Cotejado o dispositivo do artigo 98.º, n.º4 do CPPT com o artigo 97.º, n.º3 da LGT, que determina que se ordenará a correcção do processo quando o meio usado não for o adequado segundo a lei, pode extrair-se a regra de que a convolação, quando se verifique um erro na forma do processo, é obrigatória; 3.

A possibilidade de convolação da forma de processo pressupõe que todo o processo passe a seguir a tramitação adequada, sendo que os pedidos formulados no final do articulado inicial constituem um dos elementos que se deve adequar à nova forma processual a seguir; 4.

Assim e atento o princípio da economia processual, o meio processual deverá ser convolado no meio processual adequado, salvaguardando-se os interesses da Recorrente e criando uma proporcionalidade na relação jurídico tributária; 5.

Como constitui jurisprudência firmada do STA, "O erro na forma do processo, nulidade decorrente do uso de um meio processual inadequado à pretensão de tutela jurídica formulada em juízo, afere-se pelo pedido e não pela causa de pedir, conquanto esta possa ser utilizada como elemento de interpretação daquele, quando a esse respeito existam dúvidas" (cfr. Ac. daquele alto tribunal de 28/05/2014, proc.1086/13); 6.

Revertendo aos autos a doutrina exposta, no sentido de que a adequabilidade do processo se afere pelo pedido e não pela causa de pedir ou fundamentos do pedido, analisada a petição inicial de reclamação a fls. 2 e ss. e corrigida a fls. 51 e ss. dos autos, constata-se que a Reclamante e ora Recorrente formula expressamente pedido de anulação da venda executiva: "Nos termos e nos melhores de Direito e sempre com o mui douto suprimento de V. Exa., deve a presente reclamação ser considerada procedente, por provada e, em consequência, ser anulado o despacho reclamado, emitido pela Exma.
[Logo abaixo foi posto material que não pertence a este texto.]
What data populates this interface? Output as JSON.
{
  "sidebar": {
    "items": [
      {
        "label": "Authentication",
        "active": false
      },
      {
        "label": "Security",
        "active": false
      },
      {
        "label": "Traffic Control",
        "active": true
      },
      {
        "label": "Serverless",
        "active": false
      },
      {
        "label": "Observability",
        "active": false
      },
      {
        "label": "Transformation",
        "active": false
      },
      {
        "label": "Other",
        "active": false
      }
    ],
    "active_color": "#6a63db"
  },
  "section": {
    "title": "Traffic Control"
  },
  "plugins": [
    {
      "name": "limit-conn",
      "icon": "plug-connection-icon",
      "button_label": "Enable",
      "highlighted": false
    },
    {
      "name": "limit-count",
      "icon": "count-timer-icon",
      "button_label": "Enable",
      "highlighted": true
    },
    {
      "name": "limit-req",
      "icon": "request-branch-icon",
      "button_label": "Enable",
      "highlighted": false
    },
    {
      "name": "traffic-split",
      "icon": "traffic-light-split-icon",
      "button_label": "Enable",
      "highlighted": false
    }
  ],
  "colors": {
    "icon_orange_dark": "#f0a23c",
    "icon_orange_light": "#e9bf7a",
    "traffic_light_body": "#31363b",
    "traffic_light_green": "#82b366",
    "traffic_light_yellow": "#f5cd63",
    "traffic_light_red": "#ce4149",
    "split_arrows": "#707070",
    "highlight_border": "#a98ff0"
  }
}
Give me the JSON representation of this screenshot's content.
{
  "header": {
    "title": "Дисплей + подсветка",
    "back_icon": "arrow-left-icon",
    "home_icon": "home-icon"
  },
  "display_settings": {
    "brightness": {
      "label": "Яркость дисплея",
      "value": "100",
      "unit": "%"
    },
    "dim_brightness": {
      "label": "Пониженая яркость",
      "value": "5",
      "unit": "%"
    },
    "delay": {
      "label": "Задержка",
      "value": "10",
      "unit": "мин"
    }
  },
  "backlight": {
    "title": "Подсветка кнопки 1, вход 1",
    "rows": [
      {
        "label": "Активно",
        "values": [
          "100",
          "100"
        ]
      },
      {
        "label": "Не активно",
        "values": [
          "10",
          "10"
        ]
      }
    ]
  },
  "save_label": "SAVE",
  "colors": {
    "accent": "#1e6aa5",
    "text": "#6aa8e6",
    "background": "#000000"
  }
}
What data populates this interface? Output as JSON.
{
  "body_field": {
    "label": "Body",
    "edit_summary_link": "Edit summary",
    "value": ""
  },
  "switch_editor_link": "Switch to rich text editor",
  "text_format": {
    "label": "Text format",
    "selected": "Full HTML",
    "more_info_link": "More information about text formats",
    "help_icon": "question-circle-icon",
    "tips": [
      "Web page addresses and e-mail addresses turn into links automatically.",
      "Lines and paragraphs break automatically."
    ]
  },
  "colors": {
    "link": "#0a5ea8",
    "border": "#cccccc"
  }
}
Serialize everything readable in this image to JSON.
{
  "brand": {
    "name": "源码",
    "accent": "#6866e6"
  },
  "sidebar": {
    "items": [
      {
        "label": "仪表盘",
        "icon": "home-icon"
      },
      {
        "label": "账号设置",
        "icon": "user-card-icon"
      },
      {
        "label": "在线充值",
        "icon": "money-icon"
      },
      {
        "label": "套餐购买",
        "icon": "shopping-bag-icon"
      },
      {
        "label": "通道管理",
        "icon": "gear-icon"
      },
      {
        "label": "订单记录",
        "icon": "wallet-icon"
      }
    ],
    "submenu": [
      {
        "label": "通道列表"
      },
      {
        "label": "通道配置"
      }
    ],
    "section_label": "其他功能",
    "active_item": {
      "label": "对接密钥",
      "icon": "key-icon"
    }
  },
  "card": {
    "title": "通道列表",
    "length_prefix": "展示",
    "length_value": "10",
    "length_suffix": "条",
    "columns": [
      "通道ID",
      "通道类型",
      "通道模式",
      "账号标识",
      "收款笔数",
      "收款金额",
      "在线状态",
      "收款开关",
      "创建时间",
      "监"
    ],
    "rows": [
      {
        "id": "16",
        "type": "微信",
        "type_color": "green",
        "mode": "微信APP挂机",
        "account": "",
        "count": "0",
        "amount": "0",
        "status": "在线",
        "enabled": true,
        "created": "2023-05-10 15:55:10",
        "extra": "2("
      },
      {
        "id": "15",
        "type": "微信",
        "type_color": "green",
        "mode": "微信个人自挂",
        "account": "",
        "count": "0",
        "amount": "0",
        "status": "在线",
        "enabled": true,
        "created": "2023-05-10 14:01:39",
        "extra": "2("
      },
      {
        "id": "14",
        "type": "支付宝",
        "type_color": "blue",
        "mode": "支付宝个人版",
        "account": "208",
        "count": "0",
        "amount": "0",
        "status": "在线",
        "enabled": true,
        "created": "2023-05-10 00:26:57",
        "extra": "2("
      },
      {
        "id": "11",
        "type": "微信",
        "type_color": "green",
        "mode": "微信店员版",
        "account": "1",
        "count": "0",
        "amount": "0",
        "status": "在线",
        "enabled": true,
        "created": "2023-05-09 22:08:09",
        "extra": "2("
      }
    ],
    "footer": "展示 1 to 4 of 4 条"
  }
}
Senhora Chefe do Serviço de Finanças de Lisboa 3 e, decretada a ANULAÇÃO dos atos subsequentes que dependiam da citação prévia da ora Reclamante, nestes se incluindo a VENDA realizada no passado dia 05/05/2017, com todas as consequências legais."; 7.

Assim e tendo a Recorrente dirigido o pedido de anulação da venda directamente ao tribunal ocorre um erro no meio processual utilizado (em lugar de requerer ao órgão periférico regional da administração tributária a anulação da venda, a parte reclamou para o tribunal) - artigo 193.º do CPC ex vi do 2.º, alínea e), do CPPT e 97.º, n.º3 da LGT; 8.

Nessas situações, o juiz deve corrigir oficiosamente o erro, convolando o meio impróprio no meio processual adequado à concreta situação e mandando seguir os termos processuais adequados; 9.

A talho de foice, no estrito respeito pelo princípio do respeito pelos direitos e interesses legítimos dos particulares, onde estão em causa os direitos e interesses legítimos de todos os sujeitos de direito, deveremos observar o n.º1, do artigo 266.º da CRP, no qual se consagra que a Administração Pública visa a prossecução do interesse público, no respeito pelos direitos e interesses legalmente protegidos dos cidadãos; 10.

Pelo que, existindo a possibilidade de convolação da petição da presente reclamação em requerimento de pedido de anulação de venda dirigido ao órgão ad quem, nos termos do artigo 257.º, n.º4 do CPPT, deve o mesmo ser-lhe dirigido, conforme decidiu este Tribunal; 11.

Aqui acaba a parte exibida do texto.